I’m not surprised at your question, Juan Ignacio. In talks, in discussions, in conversation about the afterlife there is always someone who does not believe in hell. It’s a hot proposition. How can God send a person to hell to torture them cruelly for all eternity? And that for a single unforgiven mortal sin. There is no proportion between human sin and divine punishment. Your query comes in time. Very recently I’ve come across the most amusing argument I know against the existence of hell. You’ll enjoy it. It is based on the Golden Rule of the gospel and of all scriptures in all religions that, in its simplest expression, says, “Don’t do to others what you would not like done unto yourself”. God would not want to be sent to hell to suffer for all eternity, consequently, if he wants to keep the rule he himself had set, he cannot do to others what he would not like done unto himself. That’s his own Rule. Are you convinced?
When hell is discussed there is always someone who comes up with a witticism. They say: Hell exists, but it is empty. Nobody goes there. This saves at the same time God’s and the Church’s honour, as the existence of hell is many times asserted in the Bible and it is a dogma of faith for Catholics which would make into a heretic anyone who would deny it and they would go to hell precisely for having denied it which is the limit, so that the existence of hell is upheld at any cost; and on the other hand it saves also the serious thinking of many who cannot conceive such a punishment, as hell remains empty, thus saving God’s honour. Some even quote Pascal who is supposed to have said that already. Hell exists but it’s empty. And everybody is happy.
The pity is that that’s not true. Even if Pascal said it. Hell is not empty. Those who repeat the saying forget that the separated angels, the devils, many and angelical in their origin, are already there. They are heating up the cauldrons and sharpening their tridents. Complete with horns and tail. Hell is inhabited since times of old. Besides it would be ridiculous if God would threaten us all our lives with the prospect of hell, only to tell us at the end that it was all a joke. And then there is the consideration of the heavy expenses involved in running hell, the maintenance of the cauldrons, the burning oil, the large spaces along so many centuries and ages, particularly now in the midst of the financial crisis we are in, if all that was going to go waste. Well, the notion that there is hell but it is empty does not hold water. Even if many of you uphold it cheerfully.
Maybe the right solution lies in humility and simplicity, in recognising that we don’t know much about what is awaiting us in the realms beyond, and in trusting that God will somehow manage to make his justice and his infinite mercy converge. We’ll see it some day. In heaven.

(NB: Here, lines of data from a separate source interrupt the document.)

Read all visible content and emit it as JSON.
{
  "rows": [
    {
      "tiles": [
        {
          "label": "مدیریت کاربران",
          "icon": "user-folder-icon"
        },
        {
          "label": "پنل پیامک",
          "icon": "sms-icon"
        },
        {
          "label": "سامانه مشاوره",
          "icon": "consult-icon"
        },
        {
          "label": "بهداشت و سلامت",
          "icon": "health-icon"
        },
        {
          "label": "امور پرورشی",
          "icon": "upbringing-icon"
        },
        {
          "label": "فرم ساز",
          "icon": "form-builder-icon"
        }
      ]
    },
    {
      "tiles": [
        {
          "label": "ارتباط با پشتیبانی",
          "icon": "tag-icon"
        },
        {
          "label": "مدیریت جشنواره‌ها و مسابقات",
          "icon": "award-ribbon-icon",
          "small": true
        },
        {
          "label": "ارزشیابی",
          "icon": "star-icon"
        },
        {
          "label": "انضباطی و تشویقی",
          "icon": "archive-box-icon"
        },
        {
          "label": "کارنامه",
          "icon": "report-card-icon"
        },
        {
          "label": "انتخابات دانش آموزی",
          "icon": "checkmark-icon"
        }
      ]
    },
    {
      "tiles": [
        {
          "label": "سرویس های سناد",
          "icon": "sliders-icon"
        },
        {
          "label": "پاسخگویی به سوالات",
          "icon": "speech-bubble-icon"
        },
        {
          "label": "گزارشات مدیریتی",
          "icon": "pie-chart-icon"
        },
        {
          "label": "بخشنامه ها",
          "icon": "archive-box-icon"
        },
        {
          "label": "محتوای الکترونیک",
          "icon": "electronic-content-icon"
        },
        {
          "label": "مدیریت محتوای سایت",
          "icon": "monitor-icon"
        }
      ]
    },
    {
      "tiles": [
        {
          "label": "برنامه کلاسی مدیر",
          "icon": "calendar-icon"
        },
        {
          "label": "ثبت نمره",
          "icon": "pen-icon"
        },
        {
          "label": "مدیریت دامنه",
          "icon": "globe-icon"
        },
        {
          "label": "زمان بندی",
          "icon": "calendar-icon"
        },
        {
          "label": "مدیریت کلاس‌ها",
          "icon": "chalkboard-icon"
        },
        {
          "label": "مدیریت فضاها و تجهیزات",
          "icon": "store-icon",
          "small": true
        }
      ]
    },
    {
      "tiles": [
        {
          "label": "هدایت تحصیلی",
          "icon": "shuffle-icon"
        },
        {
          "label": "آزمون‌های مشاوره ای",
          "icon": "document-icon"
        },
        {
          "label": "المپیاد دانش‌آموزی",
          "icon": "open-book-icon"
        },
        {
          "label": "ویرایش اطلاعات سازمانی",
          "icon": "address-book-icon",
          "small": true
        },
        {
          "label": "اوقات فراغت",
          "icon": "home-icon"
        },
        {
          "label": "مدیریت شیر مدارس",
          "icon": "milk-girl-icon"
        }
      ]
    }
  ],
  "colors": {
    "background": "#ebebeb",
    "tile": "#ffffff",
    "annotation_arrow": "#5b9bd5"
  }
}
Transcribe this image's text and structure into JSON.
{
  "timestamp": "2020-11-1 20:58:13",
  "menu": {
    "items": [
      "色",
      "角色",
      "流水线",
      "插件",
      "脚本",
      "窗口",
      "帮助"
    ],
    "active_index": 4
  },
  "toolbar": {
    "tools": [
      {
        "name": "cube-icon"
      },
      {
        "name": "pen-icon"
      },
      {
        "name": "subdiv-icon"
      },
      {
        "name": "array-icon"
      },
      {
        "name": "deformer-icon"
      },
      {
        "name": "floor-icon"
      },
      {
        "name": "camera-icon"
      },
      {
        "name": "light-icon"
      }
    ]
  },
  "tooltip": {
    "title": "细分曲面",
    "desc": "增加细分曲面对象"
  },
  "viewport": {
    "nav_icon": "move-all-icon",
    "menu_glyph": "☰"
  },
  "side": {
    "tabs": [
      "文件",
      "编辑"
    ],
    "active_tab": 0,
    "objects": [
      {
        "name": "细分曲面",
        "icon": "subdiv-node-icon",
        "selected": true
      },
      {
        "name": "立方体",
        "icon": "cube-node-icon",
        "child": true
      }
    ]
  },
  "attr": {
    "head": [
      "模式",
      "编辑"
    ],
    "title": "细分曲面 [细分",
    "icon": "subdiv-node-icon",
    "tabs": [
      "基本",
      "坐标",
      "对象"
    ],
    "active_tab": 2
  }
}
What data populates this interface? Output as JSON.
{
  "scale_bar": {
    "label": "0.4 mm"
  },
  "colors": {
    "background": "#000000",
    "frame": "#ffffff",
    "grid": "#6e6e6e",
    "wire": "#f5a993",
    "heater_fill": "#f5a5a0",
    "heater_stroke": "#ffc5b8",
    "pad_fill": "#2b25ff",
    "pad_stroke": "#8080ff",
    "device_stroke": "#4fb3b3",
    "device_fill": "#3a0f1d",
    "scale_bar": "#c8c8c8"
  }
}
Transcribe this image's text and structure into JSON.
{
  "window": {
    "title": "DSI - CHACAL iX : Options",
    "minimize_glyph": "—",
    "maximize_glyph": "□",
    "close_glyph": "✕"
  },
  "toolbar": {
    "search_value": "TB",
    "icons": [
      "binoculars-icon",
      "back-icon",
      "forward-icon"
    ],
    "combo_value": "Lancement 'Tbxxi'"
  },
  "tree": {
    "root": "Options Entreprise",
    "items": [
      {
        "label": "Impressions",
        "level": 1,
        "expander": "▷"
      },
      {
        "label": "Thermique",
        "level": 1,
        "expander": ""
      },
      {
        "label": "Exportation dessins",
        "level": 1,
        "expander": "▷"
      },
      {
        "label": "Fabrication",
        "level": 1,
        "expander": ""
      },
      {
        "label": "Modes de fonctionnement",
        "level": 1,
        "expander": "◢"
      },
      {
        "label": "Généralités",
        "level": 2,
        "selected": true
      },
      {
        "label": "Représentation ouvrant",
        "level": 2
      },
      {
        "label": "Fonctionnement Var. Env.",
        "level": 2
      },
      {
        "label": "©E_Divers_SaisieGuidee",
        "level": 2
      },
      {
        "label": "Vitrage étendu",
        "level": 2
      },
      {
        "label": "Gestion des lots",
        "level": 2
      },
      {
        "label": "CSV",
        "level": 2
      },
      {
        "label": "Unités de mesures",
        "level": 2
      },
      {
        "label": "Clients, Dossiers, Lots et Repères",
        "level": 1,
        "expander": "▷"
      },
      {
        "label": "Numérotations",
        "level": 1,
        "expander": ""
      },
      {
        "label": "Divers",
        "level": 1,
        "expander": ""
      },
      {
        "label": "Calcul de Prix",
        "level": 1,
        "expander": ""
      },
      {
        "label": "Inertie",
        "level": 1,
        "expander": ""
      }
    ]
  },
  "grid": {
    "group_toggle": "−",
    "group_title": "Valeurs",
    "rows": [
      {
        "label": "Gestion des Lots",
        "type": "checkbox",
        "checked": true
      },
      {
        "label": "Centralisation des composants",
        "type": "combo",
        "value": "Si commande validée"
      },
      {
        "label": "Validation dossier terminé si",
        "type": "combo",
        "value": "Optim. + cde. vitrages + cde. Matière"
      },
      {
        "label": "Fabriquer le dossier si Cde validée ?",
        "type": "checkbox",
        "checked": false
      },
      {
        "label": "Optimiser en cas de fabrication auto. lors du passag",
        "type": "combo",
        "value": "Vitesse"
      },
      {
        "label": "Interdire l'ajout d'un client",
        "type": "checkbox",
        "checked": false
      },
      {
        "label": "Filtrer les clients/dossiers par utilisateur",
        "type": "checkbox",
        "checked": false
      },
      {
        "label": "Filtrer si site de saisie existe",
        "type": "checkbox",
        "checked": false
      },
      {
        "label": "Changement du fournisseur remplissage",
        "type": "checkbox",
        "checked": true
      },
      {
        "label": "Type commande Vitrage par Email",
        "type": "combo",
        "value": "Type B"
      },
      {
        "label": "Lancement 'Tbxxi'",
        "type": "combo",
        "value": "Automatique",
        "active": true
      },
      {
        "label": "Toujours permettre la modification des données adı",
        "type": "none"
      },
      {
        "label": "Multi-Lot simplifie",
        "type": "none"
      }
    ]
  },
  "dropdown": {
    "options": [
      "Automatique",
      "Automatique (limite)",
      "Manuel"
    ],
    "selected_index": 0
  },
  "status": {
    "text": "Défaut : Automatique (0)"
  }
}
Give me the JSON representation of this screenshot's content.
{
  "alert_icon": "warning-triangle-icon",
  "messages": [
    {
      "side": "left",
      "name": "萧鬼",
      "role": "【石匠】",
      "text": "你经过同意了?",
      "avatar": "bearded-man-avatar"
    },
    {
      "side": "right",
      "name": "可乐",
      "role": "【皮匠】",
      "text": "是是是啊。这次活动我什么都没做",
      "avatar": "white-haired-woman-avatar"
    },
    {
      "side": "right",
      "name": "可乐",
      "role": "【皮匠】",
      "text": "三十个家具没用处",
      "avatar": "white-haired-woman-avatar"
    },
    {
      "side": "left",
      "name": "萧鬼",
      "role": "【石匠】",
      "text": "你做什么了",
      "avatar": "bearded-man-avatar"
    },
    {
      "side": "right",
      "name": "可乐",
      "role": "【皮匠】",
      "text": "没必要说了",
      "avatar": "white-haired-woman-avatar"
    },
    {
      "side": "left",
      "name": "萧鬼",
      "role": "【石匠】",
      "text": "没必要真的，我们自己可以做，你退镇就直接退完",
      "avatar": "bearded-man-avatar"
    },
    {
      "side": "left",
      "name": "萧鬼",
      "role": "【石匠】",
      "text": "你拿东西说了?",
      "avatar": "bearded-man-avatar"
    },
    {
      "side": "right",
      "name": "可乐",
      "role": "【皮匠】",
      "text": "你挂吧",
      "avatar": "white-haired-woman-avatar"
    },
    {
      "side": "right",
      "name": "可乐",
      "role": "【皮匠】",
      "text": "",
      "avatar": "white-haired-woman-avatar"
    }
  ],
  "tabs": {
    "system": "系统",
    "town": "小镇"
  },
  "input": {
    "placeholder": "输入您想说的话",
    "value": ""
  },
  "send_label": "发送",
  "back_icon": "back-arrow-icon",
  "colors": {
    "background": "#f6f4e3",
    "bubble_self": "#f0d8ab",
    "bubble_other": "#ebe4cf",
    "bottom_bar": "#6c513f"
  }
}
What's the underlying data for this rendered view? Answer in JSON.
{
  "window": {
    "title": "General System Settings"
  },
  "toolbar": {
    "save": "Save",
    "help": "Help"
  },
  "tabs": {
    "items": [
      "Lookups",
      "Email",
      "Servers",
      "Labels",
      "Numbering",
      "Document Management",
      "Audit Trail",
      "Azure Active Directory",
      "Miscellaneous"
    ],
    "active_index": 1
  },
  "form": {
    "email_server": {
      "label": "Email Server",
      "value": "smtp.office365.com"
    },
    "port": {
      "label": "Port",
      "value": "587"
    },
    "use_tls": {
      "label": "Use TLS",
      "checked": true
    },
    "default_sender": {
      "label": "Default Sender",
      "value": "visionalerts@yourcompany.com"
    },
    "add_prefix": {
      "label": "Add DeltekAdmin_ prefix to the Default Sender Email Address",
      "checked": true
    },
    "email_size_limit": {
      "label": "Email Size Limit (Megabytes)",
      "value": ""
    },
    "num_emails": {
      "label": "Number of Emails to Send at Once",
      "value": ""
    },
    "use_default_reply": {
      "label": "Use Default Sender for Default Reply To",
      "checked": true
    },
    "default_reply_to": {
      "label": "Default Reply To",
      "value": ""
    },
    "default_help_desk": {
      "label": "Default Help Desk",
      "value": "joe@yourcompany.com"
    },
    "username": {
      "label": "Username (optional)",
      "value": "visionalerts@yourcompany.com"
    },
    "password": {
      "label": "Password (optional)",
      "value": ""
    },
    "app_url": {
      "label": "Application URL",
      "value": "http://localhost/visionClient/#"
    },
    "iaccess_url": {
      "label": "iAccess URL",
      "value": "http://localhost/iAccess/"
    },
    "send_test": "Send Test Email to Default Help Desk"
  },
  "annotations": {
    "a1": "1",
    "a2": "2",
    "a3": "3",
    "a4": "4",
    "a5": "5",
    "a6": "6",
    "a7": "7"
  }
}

Meanwhile the best approach is humour. When I was young there was abstinence from meat on Fridays, and eating meat on a Friday was a mortal sin. Hell sin. The norm was later changed, and in its place the faithful were recommended to do some good work on Friday, like giving alms or reading the Bible or visiting a church or helping somebody, always without the weight of sin. And one could eat meat. The New Yorker brought out a cartoon those days in which Satan appeared on his throne in hell between fire and smoke before his demonic councillors and was asking them: “What are we to do now with all those that are here for having eaten meat on Friday?”
I can also tell something that happened to myself while hearing confessions – without breaking the seal. In those times of many years ago a man, who had not come to know about the change, came to confession and accused himself of having eaten meat on Friday. I gave him absolution, as in his conscience he had sinned since he believed he had, but then I explained to him for the future that the pope had changed the rules, there was no more sin and he could eat meat on Friday if he wanted to. He answered vehemently: “The pope may say whatever he wants, but it is a sin to eat meat on Friday and it will always be!” More Catholic than the pope. He was a Goan, of course. I gave him a good penance.